HPE Cray EX Architecture¶

Presenter: Harvey Richardson (HPE)

Slides available on LUMI as:
- /appl/local/training/4day-20230530/files/LUMI-4day-20230530-1_01_HPE_Cray_EX_Architecuture.pdf
- /project/project_465000524/slides/HPE/01_EX_Architecture.pdf (temporary, for the lifetime of the project)
Recording available on LUMI as: /appl/local/training/4day-20230530/recordings/1_01_HPE_Cray_EX_Architecture.mp4

These materials can only be distributed to actual users of LUMI (active user account).

Q&A¶

Could you elaborate what memory coherency between GPUs and CPUs means?

Answer [Kurt] I'll ask the AMD people to comment a bit more on it during their presentation as it is something that is even unclear to the support team at the moment. There is a difference between what the hardware can do and what can be done with good performance. As the GPUs are connected through xGMI/InfinityFabric to the CPU full cache coherency is in theory possible but in practice there is a bandwidth problem so I don't think any user of LUMI has fully exploited this.

Answer [Sam AMD] Coherency means there are some guarantees provided by the hardware and runtimes when it comes to make memory activity visible to the different resources in the system: CPUs and GPUs, as well as within the resources in each CPU and GPU. It is fair to think as memory being fully coherent accross CPU threads. When it comes to CPU and GPU memory that is still the case, though there are cases when that is true only at the synchroization points between the two devices. It is important to distinguish between the so called coarse-grain memory and fine-grain memory. Coarse-grain memory is provided by default by the HIP runtime through its hipMalloc API whereas fine-grain memory is provided by default by the other memory allocators available on the system. For instance, it is only valid to do a system-wide atomic in fine-grained memory as course-grain memory coherency outside synchronization points is only guaranteed within a GCD (Graphics Compute Die).

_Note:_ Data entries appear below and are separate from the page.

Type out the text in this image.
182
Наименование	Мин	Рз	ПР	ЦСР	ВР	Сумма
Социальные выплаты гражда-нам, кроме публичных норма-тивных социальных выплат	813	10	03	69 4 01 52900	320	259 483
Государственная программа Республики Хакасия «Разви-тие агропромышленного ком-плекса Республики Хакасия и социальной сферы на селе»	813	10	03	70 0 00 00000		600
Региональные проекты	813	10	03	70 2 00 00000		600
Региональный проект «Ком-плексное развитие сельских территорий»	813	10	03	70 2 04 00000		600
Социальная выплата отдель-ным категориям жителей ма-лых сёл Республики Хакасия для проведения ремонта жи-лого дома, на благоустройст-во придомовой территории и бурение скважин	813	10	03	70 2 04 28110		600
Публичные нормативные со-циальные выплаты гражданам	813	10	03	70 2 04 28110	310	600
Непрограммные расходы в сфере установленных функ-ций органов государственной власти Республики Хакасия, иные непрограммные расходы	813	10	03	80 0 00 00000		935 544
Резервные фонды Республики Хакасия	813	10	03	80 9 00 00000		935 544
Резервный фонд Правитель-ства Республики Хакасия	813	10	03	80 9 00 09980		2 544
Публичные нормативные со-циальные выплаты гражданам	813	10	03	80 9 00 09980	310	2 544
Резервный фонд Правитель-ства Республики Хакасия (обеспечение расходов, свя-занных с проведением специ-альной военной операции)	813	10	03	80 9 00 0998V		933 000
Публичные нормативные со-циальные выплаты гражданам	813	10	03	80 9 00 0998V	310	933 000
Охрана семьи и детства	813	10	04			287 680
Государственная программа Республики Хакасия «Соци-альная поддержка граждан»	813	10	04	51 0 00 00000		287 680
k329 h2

Followup [Juhan Taltech]: When thinking from the user point of view, e.g. using PyTorch, would there be some additional convenience or is this currently not yet available at 3^rd party library level? There are separate instructions for moving tensors from/to differet memories.

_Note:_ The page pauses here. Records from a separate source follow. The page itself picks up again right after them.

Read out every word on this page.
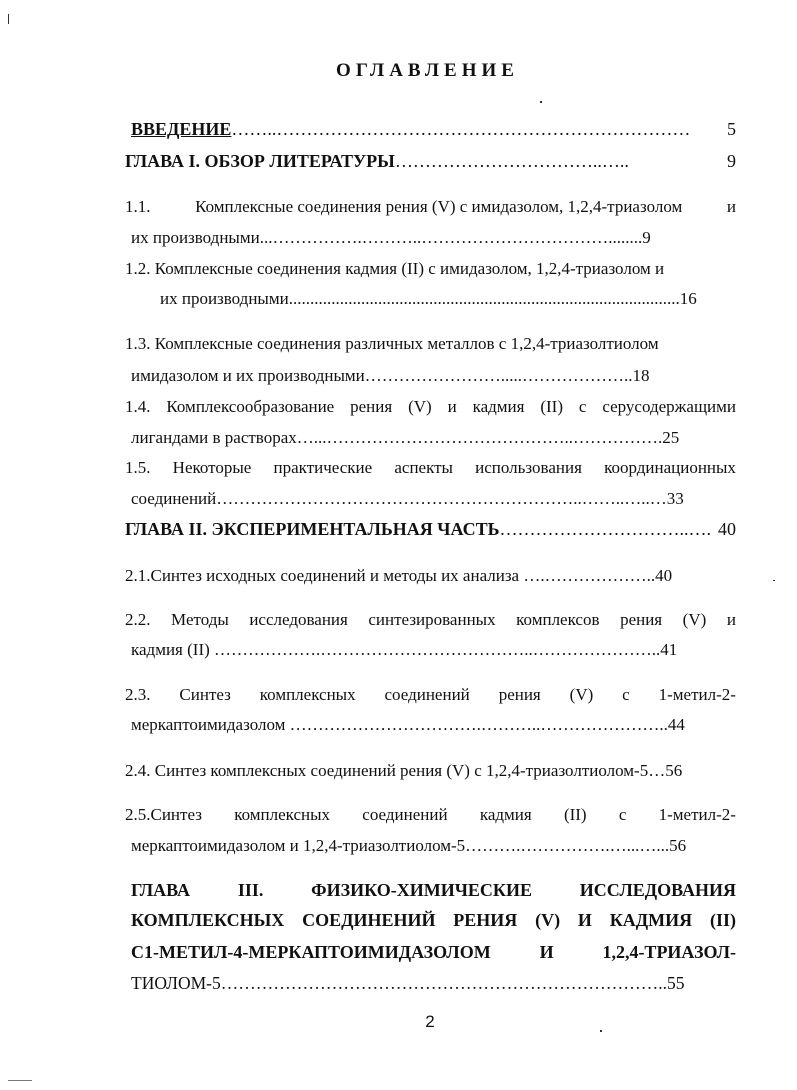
ОГЛАВЛЕНИЕ
ВВЕДЕНИЕ……..…………………………………………………………… 5
ГЛАВА I. ОБЗОР ЛИТЕРАТУРЫ……………………………..…..	9
1.1.	Комплексные соединения рения (V) с имидазолом, 1,2,4-триазолом	и
их производными...…………….………..……………………………........9
1.2. Комплексные соединения кадмия (II) с имидазолом, 1,2,4-триазолом и
их производными............................................................................................16
1.3. Комплексные соединения различных металлов с 1,2,4-триазолтиолом
имидазолом и их производными…………………….....………………..18
1.4. Комплексообразование рения (V) и кадмия (II) с серусодержащими
лигандами в растворах…...……………………………………..…………….25
1.5. Некоторые практические аспекты использования координационных
соединений………………………………………………………..……..…..…33
ГЛАВА II. ЭКСПЕРИМЕНТАЛЬНАЯ ЧАСТЬ…………………………..…. 40
2.1.Синтез исходных соединений и методы их анализа ….………………..40
2.2. Методы исследования синтезированных комплексов рения (V) и
кадмия (II) ……………….………………………………..…………………..41
2.3. Синтез комплексных соединений рения (V) с 1-метил-2-
меркаптоимидазолом …………………………….………..…………………..44
2.4. Синтез комплексных соединений рения (V) с 1,2,4-триазолтиолом-5…56
2.5.Синтез комплексных соединений кадмия (II) с 1-метил-2-
меркаптоимидазолом и 1,2,4-триазолтиолом-5……….…………….…...…...56
ГЛАВА	III.	ФИЗИКО-ХИМИЧЕСКИЕ	ИССЛЕДОВАНИЯ
КОМПЛЕКСНЫХ СОЕДИНЕНИЙ РЕНИЯ (V) И КАДМИЯ (II)
С1-МЕТИЛ-4-МЕРКАПТОИМИДАЗОЛОМ	И	1,2,4-ТРИАЗОЛ-
ТИОЛОМ-5…………………………………………………………………..55
2
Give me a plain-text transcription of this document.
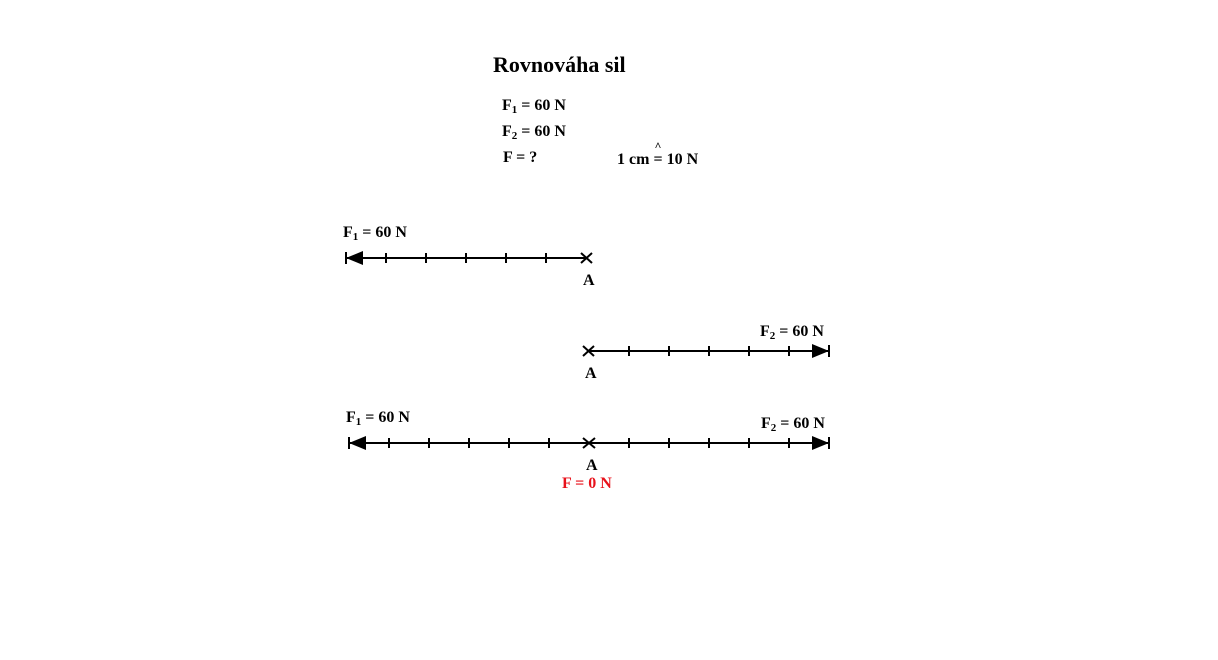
Rovnováha sil
$F_1 = 60$ N
$F_2 = 60$ N
F = ?	1 cm
^
= 10 N
$F_1 = 60$ N
A
$F_2 = 60$ N
A
$F_1 = 60$ N	$F_2 = 60$ N
A
F = 0 N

Answer [Sam AMD] There is no real difference in the memories - virtual address space is the same - is just in the allocators which provide different coherency semantics. E.g. if Pytorch allocates a piece of memory it has to work with its semantics. This is not different than what Pytorch has been doing for other GPU vendors. If someone uses the high-level Pytorch interface to control the placement of tensors, he/she can trust the implementation to do the right thing, e.g. if there is coarse-grained memory being used makes sure a synchroniation or some mechanism of assuring dependencies (stream) is in place. If an implementation is making assumptions on some coherency semantic it has to make sure the allocators are correct. E.g. OpenMP requires the user to indicate unified shared memory to prevent the runtime from creating coarse-grain memory transfers.

For completeness, the coherency mechanism between CPU-GPUs is fueled by the xGMI link hability to force the retry of a memory access in the presence of a page-fault. This is enabled by default and can be disabled per-process by doing export HSA_XNACK=0. Doing so will result in a seg-fault if the program tries to access physical memory on a GPU that belongs to the CPU or vice-versa.